Aikman's Agent Recounts QB's Concussions to Illustrate "Undiagnosed Health Epidemic"

Aikman's Agent Recounts QB's Concussions to Illustrate "Undiagnosed Health Epidemic"

USA Today directs our attention to agent Leigh Steinberg's kick-off column for the Los Angeles Times's small-paper spin-off The Daily Pilot, which ran last week. In it Steinberg tackles the subject of concussions, which, he writes, have become an "undiagnosed health epidemic ... sweeping athletic fields across the country ... posing a threat to athletes in every age group." Which is just what I tell the 7-year-old who lives in my house who wants to play tackle football.

Steinberg, of course, was Troy Aikman's agent during his days as Cowboys QB, when Aikman suffered no fewer than 10 significant concussions.
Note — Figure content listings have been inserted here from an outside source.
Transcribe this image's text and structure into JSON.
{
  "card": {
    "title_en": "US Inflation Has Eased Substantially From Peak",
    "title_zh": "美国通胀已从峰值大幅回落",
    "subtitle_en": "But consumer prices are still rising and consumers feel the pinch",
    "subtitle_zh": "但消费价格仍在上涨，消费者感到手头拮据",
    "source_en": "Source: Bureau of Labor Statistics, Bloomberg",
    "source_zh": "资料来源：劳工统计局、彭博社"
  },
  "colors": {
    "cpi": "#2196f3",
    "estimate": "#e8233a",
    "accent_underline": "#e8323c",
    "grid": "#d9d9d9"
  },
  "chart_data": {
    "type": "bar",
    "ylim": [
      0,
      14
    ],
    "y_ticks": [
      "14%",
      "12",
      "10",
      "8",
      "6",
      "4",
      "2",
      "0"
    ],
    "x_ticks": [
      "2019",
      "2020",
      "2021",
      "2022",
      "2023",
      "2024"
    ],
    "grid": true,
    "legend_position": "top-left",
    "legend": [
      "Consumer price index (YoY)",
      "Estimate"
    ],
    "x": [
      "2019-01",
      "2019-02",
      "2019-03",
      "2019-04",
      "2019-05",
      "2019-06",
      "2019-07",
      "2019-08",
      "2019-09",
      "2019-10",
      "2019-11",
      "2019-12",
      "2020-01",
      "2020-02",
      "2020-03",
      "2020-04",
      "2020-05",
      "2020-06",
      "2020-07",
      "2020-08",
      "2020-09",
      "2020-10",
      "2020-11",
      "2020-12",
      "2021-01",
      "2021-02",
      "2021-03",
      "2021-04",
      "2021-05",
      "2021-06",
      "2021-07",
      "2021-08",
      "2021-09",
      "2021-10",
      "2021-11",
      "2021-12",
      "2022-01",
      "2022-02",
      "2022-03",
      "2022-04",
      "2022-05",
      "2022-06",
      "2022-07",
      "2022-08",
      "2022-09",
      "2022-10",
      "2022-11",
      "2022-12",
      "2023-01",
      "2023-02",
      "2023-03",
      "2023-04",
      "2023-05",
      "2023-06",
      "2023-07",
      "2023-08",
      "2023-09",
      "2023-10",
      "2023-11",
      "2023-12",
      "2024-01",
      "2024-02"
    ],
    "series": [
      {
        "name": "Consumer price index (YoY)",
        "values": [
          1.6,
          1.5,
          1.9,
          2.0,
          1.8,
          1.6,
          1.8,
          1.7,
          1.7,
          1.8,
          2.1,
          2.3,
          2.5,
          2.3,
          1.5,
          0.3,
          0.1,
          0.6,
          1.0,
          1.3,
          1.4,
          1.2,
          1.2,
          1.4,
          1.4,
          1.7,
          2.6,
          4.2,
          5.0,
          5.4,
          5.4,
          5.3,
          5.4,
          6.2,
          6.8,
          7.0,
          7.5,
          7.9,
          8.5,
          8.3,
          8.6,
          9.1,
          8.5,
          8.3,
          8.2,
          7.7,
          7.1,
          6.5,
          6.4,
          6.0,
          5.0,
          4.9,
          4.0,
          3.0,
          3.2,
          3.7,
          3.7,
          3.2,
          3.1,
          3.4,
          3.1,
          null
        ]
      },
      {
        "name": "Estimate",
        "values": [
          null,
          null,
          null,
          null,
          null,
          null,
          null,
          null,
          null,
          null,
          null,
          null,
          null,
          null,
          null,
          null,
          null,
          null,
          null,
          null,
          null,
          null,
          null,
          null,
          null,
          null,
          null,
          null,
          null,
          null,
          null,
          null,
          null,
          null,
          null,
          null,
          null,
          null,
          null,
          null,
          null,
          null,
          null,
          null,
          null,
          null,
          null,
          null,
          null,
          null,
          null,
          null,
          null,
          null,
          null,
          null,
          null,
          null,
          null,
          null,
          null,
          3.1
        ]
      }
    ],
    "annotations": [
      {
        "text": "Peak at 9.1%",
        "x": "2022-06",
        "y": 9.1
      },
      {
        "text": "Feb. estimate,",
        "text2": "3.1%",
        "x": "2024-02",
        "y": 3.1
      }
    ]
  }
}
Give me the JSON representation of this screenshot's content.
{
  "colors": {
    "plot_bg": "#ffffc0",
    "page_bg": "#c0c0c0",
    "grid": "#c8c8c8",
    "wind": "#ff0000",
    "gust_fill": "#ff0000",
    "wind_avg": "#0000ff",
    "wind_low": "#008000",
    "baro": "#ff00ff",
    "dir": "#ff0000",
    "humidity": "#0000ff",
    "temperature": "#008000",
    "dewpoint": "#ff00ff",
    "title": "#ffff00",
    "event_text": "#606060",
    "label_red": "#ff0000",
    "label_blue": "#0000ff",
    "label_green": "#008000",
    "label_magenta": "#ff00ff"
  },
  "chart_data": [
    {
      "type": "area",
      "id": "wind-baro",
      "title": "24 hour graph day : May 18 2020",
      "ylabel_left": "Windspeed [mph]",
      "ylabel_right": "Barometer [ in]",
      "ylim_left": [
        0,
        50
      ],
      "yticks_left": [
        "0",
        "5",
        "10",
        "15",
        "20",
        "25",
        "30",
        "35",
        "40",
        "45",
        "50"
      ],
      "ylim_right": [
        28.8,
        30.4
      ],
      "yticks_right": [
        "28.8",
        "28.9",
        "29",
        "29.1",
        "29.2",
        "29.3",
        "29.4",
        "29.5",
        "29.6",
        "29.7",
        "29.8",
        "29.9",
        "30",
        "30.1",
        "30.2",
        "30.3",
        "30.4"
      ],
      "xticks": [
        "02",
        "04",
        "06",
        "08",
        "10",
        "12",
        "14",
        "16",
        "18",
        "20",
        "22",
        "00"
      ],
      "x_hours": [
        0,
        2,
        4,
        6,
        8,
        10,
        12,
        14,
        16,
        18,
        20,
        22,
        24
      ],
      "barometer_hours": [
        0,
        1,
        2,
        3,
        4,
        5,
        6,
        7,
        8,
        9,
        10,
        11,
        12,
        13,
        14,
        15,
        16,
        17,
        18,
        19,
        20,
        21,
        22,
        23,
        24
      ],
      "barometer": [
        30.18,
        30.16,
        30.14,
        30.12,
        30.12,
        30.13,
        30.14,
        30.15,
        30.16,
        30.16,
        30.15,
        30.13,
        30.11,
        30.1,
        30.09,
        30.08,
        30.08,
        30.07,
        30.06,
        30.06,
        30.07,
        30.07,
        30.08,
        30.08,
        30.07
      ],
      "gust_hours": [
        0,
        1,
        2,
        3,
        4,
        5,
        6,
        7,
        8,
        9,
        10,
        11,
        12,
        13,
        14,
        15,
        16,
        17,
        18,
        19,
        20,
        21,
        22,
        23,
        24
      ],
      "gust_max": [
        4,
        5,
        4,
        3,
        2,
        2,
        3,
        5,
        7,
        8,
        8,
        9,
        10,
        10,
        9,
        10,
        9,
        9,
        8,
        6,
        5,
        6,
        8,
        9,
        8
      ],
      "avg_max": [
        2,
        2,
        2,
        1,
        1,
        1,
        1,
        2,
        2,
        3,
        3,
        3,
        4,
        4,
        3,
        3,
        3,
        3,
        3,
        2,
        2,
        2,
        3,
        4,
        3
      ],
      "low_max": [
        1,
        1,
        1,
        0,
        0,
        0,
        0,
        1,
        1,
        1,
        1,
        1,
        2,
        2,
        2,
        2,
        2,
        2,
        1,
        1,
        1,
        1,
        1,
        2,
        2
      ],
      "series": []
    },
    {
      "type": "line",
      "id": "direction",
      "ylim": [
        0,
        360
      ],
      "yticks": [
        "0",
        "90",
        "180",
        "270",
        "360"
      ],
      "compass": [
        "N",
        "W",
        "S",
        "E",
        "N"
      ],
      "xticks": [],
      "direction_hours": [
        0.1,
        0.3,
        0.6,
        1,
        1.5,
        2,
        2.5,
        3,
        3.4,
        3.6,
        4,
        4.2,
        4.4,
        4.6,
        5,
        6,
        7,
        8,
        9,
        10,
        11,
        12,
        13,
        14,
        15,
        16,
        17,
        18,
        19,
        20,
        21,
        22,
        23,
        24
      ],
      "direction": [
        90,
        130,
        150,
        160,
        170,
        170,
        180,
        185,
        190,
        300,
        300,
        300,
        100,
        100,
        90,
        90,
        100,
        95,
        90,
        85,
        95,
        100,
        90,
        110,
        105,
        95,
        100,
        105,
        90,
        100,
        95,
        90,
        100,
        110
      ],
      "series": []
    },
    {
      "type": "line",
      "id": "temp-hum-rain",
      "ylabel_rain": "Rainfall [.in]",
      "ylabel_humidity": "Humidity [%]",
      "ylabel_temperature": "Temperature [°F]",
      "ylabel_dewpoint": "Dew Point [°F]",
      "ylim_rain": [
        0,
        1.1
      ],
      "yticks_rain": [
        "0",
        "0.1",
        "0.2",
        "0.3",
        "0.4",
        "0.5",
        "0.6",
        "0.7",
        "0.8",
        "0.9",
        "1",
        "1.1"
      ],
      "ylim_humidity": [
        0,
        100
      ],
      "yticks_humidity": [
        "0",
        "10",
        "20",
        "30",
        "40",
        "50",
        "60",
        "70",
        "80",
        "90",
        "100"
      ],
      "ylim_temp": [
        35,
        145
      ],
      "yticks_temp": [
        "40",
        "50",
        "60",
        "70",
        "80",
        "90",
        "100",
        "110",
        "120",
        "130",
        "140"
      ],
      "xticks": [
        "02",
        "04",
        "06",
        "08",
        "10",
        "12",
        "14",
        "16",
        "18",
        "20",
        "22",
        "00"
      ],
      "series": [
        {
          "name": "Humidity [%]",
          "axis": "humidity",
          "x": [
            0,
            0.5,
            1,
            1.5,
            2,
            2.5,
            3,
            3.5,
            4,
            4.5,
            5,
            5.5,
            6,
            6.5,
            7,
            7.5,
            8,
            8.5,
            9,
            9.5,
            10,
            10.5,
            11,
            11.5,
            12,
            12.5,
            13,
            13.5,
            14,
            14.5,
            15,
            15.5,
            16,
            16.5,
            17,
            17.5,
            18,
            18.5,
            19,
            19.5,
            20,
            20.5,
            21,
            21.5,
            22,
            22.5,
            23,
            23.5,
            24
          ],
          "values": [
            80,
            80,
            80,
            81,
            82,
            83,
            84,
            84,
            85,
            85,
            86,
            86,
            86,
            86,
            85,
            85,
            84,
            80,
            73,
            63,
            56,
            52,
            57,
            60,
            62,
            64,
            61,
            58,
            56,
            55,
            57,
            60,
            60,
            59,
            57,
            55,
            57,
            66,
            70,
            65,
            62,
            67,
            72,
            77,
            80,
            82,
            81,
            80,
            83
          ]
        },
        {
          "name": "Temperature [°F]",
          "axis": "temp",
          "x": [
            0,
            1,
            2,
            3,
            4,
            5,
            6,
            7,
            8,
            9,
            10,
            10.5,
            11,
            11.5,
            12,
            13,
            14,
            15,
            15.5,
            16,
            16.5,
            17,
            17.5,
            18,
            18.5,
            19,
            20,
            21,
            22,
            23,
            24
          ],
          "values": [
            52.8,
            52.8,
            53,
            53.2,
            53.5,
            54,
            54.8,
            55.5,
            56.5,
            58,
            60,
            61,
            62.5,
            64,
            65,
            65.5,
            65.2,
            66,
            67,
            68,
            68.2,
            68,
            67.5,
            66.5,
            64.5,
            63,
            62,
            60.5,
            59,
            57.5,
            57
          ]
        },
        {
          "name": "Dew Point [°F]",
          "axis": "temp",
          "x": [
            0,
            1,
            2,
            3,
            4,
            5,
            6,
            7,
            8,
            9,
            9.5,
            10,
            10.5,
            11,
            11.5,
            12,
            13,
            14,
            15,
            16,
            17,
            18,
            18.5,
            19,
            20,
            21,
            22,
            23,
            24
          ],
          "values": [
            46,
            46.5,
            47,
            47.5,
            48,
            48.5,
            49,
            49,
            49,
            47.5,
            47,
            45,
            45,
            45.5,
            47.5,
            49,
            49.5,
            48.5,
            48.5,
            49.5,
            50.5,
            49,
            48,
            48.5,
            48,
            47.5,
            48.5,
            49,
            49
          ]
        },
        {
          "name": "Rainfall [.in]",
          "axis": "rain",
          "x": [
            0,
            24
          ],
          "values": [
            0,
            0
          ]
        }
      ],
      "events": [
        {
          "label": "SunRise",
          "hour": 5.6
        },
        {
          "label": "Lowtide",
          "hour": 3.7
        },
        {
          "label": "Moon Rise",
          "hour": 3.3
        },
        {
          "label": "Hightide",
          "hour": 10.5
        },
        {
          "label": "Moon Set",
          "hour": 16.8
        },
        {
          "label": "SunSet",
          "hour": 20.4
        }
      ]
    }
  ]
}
And though Aikman got some grief from some media members earlier this year for refusing to comment on the subject during post-season broadcasts, just last October he said no way, no how would he let his kid suit up: "If I had a 10-year-old boy, I don't think I'd be encouraging him to go out and play football. And so I wonder where football is going to be 20 years from now, in light of some of our youth that may not get involved with the sport because of head injury."

Which brings us back to Steinberg's piece. In it, the agent tells a story about going to see Aikman at Baylor Hospital following the NFC Championship win over San Francisco. (He writes it was in '95, but surely he means that brutal hit that knocked Troy out of the '94 title game.)

The city was awash with celebration, horns honking, fireworks in the sky. Troy greeted me with a confused look on his face.

"Where am I?" he asked. "Did I play today? How well did I play? Did we win? Are we going to the Super Bowl?"

I answered the questions and his face brightened. Five minutes later, he looked at me in confusion and asked the same questions again and I answered before he smiled.

But five minutes later he asked the same questions once again as if we had never talked. I became terrified at the toll a concussion took on the tender thread separating sentient consciousness from dementia.